I’m lucky to have great friends like Alice, who was spontaneous enough to go on a mini cruise with me today (for which I was only given tickets when I was already on my way to meet her somewhere else). So we boarded the historic MS Stadt Kiel and the adventure began! (Note the Europe flag? Hope you’ve been voting already when you are reading this, otherwise stop reading and go vote! :-))
I had never been on the MS Stadt Kiel before, even though I’ve seen it many times. It’s lovely inside — historic charm and the smell of marine diesel. What more could you want on a gloomy grey Sunday? And a super nice crew of volunteers who run the ship!
Plus we got to see all my favourite spots, like the light house at Holtenau. You also see the pilot station right behind the light house, that’s where the pretty orange pilot ship lives that you see at least in every other of my blogposts ;-)
And the Kiel Canal locks at Kiel Holtenau; looking at them from Kiel fjord. I usually take my pictures either from the shore on the left close to where you see the tower, or from the bridge that you see in the background.
And then, as you do on historic cruises, there was Swing dancing with a dance crew who was performing for us and then even gave us the opportunity to join in, which, of course, Alice and I did. Unfortunately I wasn’t wearing exactly historical costumes, but hey! It was fun! Thanks, Christian! :-)
For privacy reasons as well as for fairness, I had to give everybody the same face that I am making on the picture ;-)
Yesterday, I took some pretty pictures of a red balloon floating on Kiel fjord, some seagulls swimming close to it, and — of course, most importantly — the seagull’s waves. You see some that they just made where you can still see how they relate to where they are swimming now. But then there are also these large circles from previous movement, and the origin of those we can only guess. As we see from the seagulls’ wakes, they haven’t been swimming in that direction long, and they started out from a resting position. Maybe the large circles are from when they landed? We can only speculate.

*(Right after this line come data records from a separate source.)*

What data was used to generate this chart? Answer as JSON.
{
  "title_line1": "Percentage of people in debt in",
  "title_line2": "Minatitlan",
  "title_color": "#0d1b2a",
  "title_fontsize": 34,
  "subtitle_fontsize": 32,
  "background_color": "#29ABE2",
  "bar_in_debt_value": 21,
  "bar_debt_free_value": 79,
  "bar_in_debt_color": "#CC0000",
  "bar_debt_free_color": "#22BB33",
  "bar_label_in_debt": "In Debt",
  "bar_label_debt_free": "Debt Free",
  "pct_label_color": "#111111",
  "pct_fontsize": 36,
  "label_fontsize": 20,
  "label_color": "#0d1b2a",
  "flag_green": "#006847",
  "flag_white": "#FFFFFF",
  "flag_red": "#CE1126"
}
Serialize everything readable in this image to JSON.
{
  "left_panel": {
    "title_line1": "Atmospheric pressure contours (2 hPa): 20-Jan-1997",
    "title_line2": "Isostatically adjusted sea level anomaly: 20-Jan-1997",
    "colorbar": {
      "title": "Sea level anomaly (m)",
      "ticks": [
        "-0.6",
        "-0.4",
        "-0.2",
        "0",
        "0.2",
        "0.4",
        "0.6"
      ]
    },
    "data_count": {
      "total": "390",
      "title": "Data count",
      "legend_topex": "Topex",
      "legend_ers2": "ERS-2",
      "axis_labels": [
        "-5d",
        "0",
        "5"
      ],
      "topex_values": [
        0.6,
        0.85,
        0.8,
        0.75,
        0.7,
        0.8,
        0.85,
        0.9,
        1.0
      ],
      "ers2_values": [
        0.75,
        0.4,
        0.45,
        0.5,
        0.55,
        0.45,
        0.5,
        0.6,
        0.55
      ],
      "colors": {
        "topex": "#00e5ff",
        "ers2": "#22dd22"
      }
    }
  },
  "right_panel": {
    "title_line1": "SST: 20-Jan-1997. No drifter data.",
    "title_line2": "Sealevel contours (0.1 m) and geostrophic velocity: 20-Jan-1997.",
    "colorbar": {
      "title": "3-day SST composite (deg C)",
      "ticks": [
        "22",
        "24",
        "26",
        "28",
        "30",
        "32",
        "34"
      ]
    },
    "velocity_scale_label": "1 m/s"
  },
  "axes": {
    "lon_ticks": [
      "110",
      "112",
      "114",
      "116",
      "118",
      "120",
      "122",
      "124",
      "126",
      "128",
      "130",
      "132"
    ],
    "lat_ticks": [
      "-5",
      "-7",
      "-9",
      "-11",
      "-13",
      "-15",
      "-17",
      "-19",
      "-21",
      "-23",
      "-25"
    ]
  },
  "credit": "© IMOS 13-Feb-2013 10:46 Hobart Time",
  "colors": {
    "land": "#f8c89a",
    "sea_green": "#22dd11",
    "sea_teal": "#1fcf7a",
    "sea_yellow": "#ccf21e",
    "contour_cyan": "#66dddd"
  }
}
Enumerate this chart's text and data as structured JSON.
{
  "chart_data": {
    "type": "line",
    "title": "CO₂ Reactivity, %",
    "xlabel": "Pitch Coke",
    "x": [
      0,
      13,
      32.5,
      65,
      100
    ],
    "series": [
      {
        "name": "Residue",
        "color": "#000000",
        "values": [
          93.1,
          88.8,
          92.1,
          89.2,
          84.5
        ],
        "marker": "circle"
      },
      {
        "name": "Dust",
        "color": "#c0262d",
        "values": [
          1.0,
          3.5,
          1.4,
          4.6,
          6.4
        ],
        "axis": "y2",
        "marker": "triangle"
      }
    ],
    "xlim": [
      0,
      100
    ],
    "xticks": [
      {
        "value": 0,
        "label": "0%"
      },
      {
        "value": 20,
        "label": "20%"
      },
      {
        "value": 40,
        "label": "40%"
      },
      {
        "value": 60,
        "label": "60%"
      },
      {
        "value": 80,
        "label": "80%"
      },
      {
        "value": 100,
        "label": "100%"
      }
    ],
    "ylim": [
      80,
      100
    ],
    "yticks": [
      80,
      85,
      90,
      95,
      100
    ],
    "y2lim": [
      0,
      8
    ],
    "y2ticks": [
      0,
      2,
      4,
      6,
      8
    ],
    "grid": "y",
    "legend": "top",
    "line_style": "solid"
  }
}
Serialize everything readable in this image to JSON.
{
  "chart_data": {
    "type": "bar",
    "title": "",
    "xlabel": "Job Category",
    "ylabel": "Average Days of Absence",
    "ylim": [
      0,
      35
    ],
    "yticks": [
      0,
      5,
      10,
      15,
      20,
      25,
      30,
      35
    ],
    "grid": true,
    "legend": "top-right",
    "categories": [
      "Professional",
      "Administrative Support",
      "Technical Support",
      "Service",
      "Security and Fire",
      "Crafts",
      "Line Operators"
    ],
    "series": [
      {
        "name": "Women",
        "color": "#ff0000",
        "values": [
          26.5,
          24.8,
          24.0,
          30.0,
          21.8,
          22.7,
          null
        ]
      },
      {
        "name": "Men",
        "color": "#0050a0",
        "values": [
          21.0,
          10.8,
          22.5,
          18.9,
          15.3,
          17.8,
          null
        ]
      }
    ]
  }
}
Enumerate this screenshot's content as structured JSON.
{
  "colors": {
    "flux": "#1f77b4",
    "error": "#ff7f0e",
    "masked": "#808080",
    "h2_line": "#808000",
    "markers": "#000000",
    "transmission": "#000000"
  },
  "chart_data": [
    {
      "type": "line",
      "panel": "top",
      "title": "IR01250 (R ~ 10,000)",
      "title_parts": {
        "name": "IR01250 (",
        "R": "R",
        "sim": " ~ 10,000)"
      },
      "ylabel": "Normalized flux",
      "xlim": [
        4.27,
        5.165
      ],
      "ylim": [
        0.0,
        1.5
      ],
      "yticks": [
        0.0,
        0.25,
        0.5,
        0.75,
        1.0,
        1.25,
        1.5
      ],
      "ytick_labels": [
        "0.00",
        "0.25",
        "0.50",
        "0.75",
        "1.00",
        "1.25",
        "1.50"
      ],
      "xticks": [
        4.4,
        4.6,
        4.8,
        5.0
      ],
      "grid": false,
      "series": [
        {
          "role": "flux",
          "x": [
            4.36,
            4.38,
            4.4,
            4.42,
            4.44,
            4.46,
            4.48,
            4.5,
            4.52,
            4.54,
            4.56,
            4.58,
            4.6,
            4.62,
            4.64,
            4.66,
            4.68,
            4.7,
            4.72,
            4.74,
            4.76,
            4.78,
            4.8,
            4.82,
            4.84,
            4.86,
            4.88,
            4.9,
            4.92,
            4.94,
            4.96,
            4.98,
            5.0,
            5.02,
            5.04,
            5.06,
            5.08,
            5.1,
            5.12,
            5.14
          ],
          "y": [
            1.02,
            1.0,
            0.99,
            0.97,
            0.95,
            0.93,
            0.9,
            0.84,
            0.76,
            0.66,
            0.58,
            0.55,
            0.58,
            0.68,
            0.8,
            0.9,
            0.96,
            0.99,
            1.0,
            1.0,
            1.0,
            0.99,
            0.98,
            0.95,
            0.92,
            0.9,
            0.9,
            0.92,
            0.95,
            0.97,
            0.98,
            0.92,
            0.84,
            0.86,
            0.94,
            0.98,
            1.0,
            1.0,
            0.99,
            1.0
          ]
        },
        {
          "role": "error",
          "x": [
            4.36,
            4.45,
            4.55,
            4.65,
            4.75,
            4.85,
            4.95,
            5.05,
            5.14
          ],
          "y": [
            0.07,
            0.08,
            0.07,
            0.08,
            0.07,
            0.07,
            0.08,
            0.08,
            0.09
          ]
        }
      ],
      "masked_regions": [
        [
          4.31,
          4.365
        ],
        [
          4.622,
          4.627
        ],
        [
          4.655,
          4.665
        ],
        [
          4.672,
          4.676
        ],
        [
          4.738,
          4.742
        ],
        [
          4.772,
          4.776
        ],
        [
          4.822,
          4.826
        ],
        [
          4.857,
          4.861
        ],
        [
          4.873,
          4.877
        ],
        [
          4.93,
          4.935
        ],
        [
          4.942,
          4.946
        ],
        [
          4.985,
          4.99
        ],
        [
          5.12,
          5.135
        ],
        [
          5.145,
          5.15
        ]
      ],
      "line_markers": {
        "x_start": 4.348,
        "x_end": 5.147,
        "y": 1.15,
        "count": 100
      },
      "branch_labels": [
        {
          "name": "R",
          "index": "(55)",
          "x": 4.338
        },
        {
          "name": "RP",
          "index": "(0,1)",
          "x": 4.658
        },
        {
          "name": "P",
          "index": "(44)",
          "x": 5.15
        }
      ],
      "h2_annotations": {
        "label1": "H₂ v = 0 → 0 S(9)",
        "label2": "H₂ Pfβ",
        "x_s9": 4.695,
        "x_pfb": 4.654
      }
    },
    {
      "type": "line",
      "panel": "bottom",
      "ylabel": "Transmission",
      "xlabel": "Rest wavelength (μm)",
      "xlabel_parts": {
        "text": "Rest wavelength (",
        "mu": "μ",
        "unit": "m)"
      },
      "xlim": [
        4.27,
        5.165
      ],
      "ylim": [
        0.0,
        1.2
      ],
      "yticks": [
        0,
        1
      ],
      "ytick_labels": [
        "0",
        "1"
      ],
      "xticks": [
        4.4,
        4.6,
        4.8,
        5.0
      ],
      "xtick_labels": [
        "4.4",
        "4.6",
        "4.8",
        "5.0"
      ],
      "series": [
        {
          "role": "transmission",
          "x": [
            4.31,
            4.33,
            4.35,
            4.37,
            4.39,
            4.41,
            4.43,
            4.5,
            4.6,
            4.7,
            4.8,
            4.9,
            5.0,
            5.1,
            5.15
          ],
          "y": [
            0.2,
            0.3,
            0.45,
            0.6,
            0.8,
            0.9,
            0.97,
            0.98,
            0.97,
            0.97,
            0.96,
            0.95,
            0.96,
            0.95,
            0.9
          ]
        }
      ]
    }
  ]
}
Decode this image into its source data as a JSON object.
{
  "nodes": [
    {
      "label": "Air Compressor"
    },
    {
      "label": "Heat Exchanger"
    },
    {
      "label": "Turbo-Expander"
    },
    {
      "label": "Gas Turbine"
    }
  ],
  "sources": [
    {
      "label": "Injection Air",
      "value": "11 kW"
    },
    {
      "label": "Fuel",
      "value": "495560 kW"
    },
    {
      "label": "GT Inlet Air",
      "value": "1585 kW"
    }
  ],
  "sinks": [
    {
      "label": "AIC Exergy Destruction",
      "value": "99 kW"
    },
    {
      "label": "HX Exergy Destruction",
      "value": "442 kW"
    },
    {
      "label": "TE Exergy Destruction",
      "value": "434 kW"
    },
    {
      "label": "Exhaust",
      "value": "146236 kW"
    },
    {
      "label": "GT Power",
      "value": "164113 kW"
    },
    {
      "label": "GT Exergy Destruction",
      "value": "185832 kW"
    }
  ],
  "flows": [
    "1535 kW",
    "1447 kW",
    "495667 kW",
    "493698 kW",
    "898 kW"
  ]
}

I’m showing you the pictures of the seagulls and the ballon because I think they are pretty, but also to have a reference for what “normal” waves look like. “Normal” meaning that they are waves whose restoring force is gravity.
There is, of course, other kinds of waves.
Check out the picture below. It’s super choppy, but do you see parts that look different? It’s an overall choppy day, so it might be a little difficult to see what I am talking about.
Let’s zoom in to see some capillary wave action! Capillary waves are the ones that are restored by surface tension rather than gravity. They are a lot shorter than “normal” waves, wavelengths are only up to less than 2 cm long! And they often appear as several wave crests right behind each other, like below. Short wavelengths travel faster than longer ones, which is why from a main crest, more and more capillary waves emerge which seem to be bunched up moving right in front of the main crest. Pretty cool, I think!
Edit, a couple of minutes after initial publishing this blog post:
I saw a friend use a comic app on Instagram and, of course, went down that rabbit hole. So here is a recap of the pictures as the app sees them below. Do you feel like the waves are easier to see in the comics than in the pictures?
Below, you see the seagulls as they have just started paddling forward, and the large circles are still fairly close to where the seagulls are.
Now the seagulls have swum a little further, but you still see where they initially started out. And you see that the time lag between the two pictures really isn’t that large — the large wave ring hasn’t propagated a lot compared to the balloon (which is also freely drifting, so maybe that’s not the smartest comparison).
But my capillary waves become a little clearer now, I feel: The bunches of parallel wave crests on the right half of the picture that are now drawn in black (while all the choppy stuff is just shared, but not contoured).
What do you think? Are these pictures helping to show what exactly I am talking about, or is it just as confusing as before, only in a different way?